On this day October 5, 869
The Fourth Council of Constantinople, the eighth Catholic Ecumenical Council, was convened to discuss the patriarchate of Photios I of Constantinople.
The Council met in 10 sessions from October 869 to February 870 and issued 27 canons. The council was called by Emperor Basil I the Macedonian and Pope Adrian II.
It deposed Photios, a layman who had been appointed as Patriarch of Constantinople, and reinstated his predecessor Ignatius.
A later council, the Greek Fourth Council of Constantinople, was held after Photios had been reinstated on order of the Emperor, and it annulled the earlier one.
Today, the Roman Catholic Church recognizes the council in 869-870 as “Constantinople IV”, while the Eastern Orthodox Churches recognize the councils in 879-880 as “Constantinople IV” and revere Photios as a saint. At the time that these councils were being held, this division was not yet clear.
These two councils represent a break between East and West. The previous seven ecumenical councils are recognized as ecumenical and authoritative by both Greek-literate Eastern Christians and Latin-literate Western Christians. This division led eventually to the East-West Schism of 1054.

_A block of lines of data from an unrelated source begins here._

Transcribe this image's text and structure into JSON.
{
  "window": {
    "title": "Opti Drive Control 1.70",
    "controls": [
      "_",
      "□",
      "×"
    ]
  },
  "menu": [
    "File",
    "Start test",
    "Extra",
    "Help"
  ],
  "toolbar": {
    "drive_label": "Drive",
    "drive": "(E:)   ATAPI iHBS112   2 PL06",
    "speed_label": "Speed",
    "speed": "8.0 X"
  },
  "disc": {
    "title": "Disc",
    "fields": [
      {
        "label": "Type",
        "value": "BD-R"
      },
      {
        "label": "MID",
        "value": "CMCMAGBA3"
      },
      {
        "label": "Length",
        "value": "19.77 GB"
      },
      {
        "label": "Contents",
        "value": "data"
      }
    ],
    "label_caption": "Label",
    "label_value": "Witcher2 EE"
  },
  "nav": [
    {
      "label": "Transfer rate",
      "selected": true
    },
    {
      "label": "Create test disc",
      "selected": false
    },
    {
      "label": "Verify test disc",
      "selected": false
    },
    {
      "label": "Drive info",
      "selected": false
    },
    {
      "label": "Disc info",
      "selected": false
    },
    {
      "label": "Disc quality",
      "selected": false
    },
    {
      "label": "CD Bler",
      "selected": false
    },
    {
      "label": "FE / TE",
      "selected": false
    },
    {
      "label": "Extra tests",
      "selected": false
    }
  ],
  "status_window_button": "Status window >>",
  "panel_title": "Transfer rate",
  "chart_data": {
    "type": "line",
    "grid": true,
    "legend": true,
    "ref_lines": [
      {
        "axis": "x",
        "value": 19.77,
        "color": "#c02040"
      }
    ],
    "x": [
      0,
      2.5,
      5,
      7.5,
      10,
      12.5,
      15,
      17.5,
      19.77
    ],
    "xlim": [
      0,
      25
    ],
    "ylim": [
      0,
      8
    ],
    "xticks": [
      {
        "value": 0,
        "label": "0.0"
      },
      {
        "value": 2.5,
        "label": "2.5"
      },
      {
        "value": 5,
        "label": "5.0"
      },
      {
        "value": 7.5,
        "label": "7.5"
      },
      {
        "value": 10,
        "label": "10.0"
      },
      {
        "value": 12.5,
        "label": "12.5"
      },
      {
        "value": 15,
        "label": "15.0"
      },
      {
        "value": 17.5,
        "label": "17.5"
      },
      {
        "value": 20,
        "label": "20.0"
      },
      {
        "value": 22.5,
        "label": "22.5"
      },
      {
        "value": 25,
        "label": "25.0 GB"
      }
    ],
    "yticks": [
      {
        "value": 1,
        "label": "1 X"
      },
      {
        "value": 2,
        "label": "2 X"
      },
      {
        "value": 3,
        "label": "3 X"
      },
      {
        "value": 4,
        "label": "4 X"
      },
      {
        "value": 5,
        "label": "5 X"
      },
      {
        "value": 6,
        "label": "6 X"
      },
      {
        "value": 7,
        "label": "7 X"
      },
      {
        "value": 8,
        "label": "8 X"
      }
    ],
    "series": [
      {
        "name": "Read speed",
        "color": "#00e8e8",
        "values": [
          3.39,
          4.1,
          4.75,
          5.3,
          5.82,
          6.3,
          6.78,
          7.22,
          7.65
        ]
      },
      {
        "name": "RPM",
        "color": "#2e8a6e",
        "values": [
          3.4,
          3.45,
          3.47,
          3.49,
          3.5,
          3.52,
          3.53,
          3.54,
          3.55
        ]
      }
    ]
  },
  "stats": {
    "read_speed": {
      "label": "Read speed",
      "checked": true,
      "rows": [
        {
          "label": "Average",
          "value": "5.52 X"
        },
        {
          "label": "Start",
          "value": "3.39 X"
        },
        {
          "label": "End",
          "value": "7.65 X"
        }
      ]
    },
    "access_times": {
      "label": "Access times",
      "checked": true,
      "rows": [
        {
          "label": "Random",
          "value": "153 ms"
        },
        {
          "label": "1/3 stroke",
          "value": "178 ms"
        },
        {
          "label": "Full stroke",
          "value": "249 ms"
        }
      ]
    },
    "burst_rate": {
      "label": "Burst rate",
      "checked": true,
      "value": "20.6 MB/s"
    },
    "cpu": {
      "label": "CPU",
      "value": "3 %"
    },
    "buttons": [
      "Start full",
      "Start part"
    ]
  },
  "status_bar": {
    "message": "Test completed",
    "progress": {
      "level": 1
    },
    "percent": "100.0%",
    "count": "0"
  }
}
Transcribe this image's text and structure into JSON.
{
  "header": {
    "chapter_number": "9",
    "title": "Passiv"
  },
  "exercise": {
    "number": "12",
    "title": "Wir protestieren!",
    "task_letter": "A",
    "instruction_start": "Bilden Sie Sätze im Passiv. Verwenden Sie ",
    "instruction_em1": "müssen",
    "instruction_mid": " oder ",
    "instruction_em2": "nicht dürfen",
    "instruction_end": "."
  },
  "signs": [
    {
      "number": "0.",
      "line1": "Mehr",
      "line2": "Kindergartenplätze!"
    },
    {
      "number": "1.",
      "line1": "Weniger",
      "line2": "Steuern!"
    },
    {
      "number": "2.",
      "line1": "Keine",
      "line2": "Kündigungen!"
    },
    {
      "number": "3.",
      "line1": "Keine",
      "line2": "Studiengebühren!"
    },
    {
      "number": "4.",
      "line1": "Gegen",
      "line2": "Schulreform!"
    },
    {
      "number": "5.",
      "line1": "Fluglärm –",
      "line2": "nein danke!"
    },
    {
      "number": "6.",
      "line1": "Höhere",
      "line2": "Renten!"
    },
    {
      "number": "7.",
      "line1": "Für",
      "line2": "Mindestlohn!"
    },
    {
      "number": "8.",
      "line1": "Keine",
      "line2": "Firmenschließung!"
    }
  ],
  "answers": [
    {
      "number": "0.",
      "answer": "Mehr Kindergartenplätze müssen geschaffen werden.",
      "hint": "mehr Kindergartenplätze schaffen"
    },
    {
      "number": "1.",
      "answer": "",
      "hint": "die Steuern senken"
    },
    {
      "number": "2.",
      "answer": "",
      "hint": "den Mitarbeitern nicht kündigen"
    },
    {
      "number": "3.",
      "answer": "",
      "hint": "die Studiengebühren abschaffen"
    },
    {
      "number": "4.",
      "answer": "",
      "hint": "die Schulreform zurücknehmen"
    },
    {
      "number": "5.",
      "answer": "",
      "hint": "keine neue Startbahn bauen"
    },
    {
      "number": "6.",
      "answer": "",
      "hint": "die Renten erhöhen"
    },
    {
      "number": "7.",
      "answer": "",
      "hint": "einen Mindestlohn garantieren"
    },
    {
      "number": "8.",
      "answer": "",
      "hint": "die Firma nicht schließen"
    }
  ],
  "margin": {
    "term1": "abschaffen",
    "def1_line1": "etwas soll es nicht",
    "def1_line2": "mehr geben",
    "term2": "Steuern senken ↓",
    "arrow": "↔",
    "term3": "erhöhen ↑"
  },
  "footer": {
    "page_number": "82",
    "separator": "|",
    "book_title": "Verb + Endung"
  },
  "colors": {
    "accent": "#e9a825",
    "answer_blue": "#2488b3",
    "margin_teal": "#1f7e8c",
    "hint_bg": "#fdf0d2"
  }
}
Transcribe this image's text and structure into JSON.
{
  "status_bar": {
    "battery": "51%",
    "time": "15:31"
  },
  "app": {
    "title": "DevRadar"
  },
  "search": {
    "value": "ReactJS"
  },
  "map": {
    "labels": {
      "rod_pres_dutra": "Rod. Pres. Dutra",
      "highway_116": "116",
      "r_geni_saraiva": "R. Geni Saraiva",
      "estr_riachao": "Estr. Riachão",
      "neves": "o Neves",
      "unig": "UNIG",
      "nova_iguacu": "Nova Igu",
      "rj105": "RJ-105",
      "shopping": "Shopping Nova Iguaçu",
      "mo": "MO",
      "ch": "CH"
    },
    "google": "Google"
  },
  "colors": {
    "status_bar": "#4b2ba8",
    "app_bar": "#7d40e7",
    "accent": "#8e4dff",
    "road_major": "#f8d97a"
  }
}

Photios I Φώτιος and known by the Eastern Orthodox churches as St. Photios the Great, was Patriarch of Constantinople from 858 to 867 and from 877 to 886. Photios is widely regarded as the most powerful and influential Patriarch of Constantinople since John Chrysostom, and as the most important intellectual of his time, “the leading light of the ninth-century renaissance”.
He was a central figure in both the conversion of the Slavs to Christianity and the estrangement of the Eastern Orthodox churches from the Catholic Church. Photios is recognized as a saint by the Eastern Orthodox churches.